The copper futures contract traded on the Multi Commodity Exchange (MCX) has dropped sharply by 3.6 per cent in the past week breaking its ₹410-421 sideways range. The contract recorded a low of ₹401.5 a kg. It is currently hovering at ₹402. Technically, the psychological support at ₹400 is holding well at the moment. But, the contract is expected to remain under pressure.
Therefore, the chances of the current fall extending below ₹400 towards ₹390 and ₹388 cannot be ruled out.
However, there are series of supports available in the ₹400-388 zone. The 200-day moving average is at ₹395, trend-line supports are at ₹390 and ₹388. As such the downside from current levels is expected to be limited. A fall below ₹388 looks unlikely. Having said this, there is a strong likelihood of a reversal from ₹388-390 in the coming days.
Since the overall trend is up, it is wise to initiate long positions at lower levels rather than taking shorts at current levels.
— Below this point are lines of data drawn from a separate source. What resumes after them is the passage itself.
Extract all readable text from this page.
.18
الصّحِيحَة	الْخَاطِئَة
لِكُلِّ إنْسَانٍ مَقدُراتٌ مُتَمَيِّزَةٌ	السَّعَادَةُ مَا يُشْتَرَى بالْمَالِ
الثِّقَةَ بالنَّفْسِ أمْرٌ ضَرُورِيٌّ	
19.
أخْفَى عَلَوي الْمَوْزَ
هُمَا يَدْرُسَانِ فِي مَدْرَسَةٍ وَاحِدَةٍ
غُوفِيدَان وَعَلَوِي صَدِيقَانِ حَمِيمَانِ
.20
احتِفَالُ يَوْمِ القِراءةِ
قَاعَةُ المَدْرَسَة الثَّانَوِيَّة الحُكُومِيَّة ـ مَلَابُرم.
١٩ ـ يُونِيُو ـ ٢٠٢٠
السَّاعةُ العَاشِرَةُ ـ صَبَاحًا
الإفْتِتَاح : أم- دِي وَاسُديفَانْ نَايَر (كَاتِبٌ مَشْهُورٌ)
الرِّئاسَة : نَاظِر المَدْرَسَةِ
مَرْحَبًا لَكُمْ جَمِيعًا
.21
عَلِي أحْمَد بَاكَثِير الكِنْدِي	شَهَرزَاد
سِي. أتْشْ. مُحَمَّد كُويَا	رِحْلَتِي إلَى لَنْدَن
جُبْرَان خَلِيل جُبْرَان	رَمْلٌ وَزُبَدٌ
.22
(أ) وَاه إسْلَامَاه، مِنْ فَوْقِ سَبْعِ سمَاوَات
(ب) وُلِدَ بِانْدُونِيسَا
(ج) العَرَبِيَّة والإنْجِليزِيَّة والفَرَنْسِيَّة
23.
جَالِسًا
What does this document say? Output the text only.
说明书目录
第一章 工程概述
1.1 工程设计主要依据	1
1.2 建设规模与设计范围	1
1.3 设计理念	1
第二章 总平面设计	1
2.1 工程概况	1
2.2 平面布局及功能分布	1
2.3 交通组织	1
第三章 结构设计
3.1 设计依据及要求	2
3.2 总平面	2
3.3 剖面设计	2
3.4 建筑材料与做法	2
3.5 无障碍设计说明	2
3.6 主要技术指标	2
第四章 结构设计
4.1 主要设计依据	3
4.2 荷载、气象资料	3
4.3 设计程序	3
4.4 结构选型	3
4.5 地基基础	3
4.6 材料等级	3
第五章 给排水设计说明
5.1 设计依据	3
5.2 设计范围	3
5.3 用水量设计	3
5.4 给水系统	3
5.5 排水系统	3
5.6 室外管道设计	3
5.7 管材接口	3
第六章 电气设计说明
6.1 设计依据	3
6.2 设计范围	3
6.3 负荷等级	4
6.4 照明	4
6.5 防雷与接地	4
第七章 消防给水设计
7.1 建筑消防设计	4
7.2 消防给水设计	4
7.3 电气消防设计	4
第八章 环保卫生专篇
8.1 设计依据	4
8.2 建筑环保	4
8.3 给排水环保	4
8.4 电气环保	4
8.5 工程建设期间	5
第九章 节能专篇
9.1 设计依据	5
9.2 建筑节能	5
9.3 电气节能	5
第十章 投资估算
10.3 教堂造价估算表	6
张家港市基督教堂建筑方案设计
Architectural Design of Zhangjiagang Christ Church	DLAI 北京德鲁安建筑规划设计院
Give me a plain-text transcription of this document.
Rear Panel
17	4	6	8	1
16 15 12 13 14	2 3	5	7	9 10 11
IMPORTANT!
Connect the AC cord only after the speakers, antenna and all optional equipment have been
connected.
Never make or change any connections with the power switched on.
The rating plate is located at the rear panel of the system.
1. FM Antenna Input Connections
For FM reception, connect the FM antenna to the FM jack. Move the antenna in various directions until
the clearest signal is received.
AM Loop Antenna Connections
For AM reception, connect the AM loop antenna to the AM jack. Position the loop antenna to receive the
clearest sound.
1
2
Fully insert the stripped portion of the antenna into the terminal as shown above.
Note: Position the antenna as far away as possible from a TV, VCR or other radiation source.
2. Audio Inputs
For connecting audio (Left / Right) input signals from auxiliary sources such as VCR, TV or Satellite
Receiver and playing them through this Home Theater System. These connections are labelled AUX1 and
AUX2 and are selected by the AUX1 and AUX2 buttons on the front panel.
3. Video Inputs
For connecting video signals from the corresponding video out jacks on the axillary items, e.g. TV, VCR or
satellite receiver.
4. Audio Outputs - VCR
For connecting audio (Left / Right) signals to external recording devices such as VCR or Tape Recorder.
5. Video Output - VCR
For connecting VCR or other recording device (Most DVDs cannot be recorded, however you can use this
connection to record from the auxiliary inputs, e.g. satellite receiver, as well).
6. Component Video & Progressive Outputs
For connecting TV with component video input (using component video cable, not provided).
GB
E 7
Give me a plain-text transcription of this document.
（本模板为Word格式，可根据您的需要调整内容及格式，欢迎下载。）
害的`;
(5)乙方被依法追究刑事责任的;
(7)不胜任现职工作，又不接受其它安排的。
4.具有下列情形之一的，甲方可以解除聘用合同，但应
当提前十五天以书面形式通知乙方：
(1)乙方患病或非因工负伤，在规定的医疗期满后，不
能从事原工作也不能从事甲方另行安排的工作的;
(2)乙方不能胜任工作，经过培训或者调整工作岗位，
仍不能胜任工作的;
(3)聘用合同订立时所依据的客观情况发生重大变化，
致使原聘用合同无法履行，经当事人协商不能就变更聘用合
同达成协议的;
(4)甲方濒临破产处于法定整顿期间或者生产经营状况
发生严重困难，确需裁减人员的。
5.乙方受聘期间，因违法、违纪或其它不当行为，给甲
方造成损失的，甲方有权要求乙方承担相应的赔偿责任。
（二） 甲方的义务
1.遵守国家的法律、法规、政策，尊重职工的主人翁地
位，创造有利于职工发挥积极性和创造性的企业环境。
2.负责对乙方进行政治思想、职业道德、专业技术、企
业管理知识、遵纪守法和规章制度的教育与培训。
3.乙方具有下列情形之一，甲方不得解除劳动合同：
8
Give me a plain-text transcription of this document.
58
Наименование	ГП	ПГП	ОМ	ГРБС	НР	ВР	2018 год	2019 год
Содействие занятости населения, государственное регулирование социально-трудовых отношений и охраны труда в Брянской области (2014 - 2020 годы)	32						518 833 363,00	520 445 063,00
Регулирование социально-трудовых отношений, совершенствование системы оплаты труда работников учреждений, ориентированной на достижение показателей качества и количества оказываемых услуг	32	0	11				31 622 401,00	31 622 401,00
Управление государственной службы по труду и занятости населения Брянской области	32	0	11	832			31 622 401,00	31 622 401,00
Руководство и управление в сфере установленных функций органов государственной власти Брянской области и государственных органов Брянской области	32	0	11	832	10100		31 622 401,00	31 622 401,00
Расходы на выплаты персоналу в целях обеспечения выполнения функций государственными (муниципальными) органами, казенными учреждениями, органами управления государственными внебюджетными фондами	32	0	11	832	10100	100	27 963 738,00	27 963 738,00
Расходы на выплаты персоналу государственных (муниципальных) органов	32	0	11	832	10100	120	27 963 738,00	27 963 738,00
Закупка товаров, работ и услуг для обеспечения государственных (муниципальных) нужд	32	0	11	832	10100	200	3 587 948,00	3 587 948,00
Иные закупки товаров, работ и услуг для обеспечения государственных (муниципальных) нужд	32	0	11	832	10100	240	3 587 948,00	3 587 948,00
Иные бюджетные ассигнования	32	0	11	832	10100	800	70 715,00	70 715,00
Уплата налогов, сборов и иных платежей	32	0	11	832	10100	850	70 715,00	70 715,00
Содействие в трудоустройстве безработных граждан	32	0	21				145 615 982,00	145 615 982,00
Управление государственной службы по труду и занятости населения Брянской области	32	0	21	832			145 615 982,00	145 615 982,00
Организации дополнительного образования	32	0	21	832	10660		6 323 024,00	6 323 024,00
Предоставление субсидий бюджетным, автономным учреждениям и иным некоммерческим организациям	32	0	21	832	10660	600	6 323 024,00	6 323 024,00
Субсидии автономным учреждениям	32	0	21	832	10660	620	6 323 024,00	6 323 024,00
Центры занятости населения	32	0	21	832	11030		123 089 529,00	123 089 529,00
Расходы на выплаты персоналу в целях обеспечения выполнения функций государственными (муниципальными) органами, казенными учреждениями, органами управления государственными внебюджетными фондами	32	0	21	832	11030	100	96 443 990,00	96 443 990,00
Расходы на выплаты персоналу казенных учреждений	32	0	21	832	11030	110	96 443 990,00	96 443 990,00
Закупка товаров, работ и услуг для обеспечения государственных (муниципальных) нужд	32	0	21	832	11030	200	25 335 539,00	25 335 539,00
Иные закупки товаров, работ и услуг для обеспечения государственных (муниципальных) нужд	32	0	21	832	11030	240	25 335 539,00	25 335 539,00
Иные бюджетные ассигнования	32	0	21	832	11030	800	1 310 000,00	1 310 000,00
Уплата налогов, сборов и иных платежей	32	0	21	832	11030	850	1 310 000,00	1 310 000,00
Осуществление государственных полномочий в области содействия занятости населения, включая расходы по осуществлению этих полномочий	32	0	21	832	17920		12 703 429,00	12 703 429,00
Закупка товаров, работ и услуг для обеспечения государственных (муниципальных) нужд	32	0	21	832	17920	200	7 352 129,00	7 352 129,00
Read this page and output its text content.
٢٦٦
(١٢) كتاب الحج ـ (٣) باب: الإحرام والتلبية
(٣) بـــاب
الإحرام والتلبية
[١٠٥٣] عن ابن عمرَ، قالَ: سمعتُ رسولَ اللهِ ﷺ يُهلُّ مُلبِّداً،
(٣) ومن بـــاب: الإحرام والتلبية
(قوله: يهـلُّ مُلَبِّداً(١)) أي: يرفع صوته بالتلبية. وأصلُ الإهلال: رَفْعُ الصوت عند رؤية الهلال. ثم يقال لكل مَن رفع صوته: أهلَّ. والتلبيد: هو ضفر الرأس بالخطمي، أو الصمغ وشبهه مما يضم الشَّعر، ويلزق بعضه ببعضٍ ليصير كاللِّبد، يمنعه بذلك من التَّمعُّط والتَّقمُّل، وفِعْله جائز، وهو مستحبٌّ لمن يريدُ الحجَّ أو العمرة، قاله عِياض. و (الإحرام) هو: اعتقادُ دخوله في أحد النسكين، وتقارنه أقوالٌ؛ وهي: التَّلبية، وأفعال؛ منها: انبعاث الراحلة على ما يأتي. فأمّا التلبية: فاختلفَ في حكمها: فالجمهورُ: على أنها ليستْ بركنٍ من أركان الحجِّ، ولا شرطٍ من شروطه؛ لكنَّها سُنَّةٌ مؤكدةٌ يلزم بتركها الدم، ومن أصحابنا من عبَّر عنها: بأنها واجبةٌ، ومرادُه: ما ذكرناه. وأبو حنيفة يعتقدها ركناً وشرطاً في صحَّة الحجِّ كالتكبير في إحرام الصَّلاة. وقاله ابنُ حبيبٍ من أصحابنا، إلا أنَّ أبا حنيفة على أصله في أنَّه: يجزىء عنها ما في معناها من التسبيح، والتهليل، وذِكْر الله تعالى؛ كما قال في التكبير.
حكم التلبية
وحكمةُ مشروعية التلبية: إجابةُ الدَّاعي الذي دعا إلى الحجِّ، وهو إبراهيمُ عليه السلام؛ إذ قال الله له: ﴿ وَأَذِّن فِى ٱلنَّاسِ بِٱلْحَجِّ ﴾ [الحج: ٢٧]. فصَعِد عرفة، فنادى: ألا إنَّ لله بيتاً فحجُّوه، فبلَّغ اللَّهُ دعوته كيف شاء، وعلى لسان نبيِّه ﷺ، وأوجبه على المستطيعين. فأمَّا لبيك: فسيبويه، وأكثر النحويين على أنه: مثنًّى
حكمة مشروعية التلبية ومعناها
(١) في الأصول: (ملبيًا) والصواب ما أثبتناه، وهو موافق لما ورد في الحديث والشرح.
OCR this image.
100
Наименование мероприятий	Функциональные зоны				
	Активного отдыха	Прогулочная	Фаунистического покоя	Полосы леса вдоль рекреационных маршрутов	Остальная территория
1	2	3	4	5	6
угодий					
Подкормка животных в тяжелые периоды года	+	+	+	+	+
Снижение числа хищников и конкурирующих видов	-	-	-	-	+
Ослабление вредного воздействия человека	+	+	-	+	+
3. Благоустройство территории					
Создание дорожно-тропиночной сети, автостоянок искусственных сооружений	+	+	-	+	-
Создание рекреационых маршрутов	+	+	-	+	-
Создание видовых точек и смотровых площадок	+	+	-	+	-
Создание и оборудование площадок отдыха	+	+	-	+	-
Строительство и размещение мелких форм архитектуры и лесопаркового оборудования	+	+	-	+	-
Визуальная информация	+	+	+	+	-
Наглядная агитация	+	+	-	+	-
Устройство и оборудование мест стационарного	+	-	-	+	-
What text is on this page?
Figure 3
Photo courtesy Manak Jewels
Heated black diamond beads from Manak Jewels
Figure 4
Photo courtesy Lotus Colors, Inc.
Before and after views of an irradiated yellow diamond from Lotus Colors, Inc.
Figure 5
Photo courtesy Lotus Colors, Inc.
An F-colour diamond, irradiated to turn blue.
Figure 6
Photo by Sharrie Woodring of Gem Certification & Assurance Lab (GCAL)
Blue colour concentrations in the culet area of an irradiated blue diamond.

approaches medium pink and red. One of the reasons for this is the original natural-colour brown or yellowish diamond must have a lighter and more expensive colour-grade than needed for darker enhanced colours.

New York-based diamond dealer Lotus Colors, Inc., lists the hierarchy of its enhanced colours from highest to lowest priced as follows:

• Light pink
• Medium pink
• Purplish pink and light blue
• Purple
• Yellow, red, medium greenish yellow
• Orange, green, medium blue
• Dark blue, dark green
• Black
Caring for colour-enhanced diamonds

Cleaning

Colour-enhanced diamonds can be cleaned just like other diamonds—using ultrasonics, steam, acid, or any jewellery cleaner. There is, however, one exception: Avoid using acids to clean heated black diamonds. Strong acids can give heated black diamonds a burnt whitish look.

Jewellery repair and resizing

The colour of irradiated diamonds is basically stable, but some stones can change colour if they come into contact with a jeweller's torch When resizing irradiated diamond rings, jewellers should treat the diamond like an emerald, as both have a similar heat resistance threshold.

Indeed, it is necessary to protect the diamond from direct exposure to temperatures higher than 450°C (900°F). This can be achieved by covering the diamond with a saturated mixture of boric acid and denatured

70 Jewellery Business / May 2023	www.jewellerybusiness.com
Traders can start buying at ₹395 and accumulate long positions at ₹390 and ₹388. Stop-loss can be placed at ₹380 for the target of ₹415.
The outlook will turn bearish only if the contract records a decisive break and close below ₹388. Such a break can drag the contract lower to ₹378 there after.
Note: The recommendations are based on technical analysis. There is a risk of loss in trading.